A team of paleontologists headquartered at the University of Kansas say they found a "mother lode of exquisitely preserved animal and fish fossils" in what is now North Dakota. The asteroid's impact in what is now Mexico was the most cataclysmic event in Earth's history, eradicating 75 percent of the planet's animal and plant species, extinguishing the dinosaurs and paving the way for the rise of humans.

"It's difficult not to get choked up and passionate about this topic," said lead author Robert DePalma, a KU doctoral student in geology who works in the KU Biodiversity Institute and Natural History Museum. "We look at moment-by-moment records of one of the most notable impact events in Earth's history. No other site has a record quite like that. And this particular event is tied directly to all of us - to every mammal on Earth, in fact. Because this is essentially where we inherited the planet. Nothing was the same after that impact. It became a planet of mammals rather than a planet of dinosaurs."

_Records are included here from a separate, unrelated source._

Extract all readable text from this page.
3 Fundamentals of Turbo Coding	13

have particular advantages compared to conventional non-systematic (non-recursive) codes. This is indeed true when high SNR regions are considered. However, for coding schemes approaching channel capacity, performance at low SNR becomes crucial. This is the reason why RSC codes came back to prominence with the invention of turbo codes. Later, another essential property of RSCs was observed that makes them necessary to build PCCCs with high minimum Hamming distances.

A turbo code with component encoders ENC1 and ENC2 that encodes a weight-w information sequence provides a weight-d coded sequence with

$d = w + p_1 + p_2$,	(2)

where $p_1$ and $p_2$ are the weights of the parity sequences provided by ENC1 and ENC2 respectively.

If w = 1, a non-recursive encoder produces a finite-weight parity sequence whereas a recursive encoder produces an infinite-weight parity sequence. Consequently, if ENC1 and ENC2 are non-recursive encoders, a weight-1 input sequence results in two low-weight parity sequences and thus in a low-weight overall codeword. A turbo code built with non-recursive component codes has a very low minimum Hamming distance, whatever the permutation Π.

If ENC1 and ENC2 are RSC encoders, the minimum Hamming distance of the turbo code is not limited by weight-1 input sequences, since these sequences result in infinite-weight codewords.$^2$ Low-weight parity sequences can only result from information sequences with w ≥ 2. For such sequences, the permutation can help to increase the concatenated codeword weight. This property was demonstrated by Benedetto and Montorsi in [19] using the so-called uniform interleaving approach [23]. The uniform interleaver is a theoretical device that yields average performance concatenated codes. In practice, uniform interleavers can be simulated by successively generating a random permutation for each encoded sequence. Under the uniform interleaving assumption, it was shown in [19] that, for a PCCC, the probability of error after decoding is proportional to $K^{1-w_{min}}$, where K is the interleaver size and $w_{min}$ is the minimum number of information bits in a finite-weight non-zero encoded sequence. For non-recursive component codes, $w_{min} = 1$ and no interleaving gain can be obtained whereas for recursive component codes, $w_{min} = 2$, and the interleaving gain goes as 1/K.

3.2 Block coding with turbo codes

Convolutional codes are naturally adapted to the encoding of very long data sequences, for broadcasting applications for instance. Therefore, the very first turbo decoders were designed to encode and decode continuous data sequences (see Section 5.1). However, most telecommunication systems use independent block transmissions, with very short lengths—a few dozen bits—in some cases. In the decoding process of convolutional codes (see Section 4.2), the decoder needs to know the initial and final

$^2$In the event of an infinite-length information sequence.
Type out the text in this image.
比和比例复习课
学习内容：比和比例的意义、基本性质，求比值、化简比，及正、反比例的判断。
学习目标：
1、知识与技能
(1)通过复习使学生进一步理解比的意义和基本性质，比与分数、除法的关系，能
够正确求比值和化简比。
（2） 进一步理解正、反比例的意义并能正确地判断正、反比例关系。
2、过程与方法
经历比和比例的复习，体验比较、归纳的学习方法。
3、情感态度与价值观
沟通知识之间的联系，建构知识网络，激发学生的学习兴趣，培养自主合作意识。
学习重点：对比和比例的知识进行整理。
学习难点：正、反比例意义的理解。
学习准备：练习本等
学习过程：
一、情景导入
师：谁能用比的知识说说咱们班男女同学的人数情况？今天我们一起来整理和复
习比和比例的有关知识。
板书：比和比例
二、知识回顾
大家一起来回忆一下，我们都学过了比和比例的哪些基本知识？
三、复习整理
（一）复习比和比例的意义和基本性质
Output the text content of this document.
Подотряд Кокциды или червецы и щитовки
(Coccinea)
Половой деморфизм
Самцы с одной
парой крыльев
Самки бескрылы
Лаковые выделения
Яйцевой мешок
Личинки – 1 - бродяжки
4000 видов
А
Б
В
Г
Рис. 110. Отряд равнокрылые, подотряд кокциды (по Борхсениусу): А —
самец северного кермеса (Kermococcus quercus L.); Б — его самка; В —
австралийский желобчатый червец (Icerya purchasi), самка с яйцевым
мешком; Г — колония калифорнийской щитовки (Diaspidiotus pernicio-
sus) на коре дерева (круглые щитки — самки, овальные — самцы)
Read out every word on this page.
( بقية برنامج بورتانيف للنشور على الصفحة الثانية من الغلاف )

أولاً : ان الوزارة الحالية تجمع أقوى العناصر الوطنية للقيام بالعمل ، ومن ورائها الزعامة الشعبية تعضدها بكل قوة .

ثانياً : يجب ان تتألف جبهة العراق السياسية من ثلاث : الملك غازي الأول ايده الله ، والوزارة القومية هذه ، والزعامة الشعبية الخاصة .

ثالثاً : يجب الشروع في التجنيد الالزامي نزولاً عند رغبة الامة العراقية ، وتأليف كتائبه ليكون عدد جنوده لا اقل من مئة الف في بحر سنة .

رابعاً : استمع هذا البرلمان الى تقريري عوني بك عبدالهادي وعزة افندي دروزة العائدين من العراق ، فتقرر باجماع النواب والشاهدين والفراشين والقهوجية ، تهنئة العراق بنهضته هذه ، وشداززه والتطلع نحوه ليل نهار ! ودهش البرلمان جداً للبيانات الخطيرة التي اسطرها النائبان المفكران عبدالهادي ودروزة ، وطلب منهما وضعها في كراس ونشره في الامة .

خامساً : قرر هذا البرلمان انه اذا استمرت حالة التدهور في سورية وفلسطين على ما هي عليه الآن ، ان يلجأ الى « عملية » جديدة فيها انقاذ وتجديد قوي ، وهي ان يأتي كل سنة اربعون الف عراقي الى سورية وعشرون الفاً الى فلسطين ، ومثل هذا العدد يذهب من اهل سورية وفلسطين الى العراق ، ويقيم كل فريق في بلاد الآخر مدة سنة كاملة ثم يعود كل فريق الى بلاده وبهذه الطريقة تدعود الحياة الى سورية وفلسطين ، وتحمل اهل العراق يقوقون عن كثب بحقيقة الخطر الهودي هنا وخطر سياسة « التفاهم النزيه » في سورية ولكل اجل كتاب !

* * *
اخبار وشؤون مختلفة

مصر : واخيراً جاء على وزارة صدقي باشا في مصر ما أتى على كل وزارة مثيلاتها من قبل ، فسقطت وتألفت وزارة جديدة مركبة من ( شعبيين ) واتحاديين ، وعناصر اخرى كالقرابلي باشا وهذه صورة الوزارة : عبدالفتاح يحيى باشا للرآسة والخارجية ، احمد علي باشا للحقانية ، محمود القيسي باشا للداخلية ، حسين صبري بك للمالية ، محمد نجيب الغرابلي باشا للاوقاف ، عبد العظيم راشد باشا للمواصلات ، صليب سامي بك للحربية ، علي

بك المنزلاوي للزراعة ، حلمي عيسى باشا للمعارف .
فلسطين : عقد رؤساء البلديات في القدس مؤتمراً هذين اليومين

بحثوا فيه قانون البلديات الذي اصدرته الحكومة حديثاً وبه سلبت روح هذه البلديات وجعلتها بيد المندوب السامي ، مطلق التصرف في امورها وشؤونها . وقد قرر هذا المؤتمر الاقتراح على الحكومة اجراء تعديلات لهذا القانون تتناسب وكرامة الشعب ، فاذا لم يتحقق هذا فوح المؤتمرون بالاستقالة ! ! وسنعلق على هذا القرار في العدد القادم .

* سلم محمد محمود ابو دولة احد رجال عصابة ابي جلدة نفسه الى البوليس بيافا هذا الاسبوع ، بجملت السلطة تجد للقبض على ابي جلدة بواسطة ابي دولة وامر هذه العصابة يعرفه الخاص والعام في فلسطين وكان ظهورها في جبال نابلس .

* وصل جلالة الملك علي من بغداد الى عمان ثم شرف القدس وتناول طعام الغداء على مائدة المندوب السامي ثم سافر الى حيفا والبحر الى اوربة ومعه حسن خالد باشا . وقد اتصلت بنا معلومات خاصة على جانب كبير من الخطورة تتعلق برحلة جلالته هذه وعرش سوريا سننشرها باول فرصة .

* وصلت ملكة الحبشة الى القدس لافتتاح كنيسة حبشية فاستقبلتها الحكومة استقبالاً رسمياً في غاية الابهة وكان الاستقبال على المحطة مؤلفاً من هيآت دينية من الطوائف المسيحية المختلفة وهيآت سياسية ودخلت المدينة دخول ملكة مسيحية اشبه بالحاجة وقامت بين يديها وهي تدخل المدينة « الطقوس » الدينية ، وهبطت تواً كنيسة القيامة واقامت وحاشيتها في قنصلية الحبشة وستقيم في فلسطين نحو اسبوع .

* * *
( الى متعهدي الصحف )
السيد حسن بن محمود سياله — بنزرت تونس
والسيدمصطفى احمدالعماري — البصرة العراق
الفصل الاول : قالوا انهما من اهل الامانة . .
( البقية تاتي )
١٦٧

Researchers believe the impact set off fast-moving, seismic surges that triggered a sudden, massive torrent of water and debris from an arm of an inland sea known as the Western Interior Seaway. Some of the fish fossils were found to have inhaled "ejecta" associated with the Chicxulub event, suggesting seismic surges reached North Dakota within a matter of minutes. "The sedimentation happened so quickly; everything is preserved in three dimensions, they're not crushed," said co-author David Burnham preparator of vertebrate paleontology at the KU Biodiversity Institute.

"We've understood that bad things happened right after the impact, but nobody's found this kind of smoking-gun evidence," said Burnham in a statement. "People have said, 'We get that this blast killed the dinosaurs, but why don't we have dead bodies everywhere?' Well, now we have bodies. They're not dinosaurs, but I think those will eventually be found, too."